I don’t think I’ve seen a non-Claude-assisted commit in the last four months or so.

However, she explicitly added a warning in the metrics section: Do not just look at “how much code is generated by AI.” Press releases from various companies boast higher and higher percentages, but throughput itself is not the goal. You need to look back at what problems you are solving, and whether product quality and reliability are maintained.

[11] Three Things She Still Hasn’t Figured Out

At the end of her talk, Fiona admitted that there are three questions for which she still has no answers:

First, whether the traditional division of “iOS Team + Android Team” still makes sense after engineers can work cross-platform.

Second, how far automated review should go. The boundary of “trust but verify” will shift again with model upgrades.
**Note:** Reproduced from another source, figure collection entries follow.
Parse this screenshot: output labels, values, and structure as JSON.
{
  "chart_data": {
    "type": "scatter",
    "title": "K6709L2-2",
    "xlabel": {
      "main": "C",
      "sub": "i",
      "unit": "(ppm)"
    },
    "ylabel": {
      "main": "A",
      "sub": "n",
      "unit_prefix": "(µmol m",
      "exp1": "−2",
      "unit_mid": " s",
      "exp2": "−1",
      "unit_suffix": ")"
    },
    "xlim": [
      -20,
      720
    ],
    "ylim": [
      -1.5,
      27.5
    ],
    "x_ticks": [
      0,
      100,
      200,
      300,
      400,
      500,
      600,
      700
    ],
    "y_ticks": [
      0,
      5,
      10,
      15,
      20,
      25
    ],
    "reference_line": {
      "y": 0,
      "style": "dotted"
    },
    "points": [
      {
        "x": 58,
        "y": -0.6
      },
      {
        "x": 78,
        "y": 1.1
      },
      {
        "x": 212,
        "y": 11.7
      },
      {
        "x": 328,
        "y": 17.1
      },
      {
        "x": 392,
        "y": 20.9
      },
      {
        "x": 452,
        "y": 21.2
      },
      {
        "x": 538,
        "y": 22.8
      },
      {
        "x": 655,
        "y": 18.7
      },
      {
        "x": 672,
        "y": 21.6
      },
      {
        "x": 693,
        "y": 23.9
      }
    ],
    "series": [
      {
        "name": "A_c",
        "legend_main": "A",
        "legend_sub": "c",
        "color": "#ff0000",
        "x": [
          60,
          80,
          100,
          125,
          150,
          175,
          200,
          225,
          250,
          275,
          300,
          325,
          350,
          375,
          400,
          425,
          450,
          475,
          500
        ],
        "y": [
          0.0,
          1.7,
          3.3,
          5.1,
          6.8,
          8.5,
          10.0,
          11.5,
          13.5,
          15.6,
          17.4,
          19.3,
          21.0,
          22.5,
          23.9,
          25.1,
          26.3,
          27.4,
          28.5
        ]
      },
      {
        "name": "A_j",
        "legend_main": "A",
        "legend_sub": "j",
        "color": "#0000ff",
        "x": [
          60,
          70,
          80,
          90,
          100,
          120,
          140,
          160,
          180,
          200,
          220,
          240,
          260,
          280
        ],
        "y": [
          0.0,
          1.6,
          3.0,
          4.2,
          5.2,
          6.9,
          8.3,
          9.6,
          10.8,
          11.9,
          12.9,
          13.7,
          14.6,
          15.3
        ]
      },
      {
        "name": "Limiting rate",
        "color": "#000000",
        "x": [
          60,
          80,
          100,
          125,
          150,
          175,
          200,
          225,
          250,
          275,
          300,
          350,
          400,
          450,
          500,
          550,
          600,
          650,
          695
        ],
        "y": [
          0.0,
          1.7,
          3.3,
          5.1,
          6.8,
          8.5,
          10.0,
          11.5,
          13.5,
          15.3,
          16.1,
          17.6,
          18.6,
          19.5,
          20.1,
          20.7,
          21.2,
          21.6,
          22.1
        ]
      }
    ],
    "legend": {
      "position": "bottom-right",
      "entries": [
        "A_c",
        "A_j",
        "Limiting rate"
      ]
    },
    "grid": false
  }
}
She referenced a talk earlier that day about model capabilities, meaning that how much review is handed off to Claude is not a one-time decision.

Third, how to ensure everyone feels a sense of contribution after roles blur. When engineers can create content, PMs can write code, and designers can fix bugs, traditional attribution of output becomes blurred, and designing for a sense of fairness is a new challenge.

Her final advice to the audience was actually very simple and direct:

Pick your noisiest workflow… and ask if it’s still really serving its purpose.

She used her own experience as a counterexample. When leading a previous team, there was an immovable weekly meeting with over 50 people squeezed into a large room. But upon closer inspection, Fiona found that besides those called on to report status (who would pretend to look up), everyone else was silently typing on their keyboards. She simply asked one question: “What are we even getting out of this meeting?” and it was unanimously agreed to cancel it on the spot.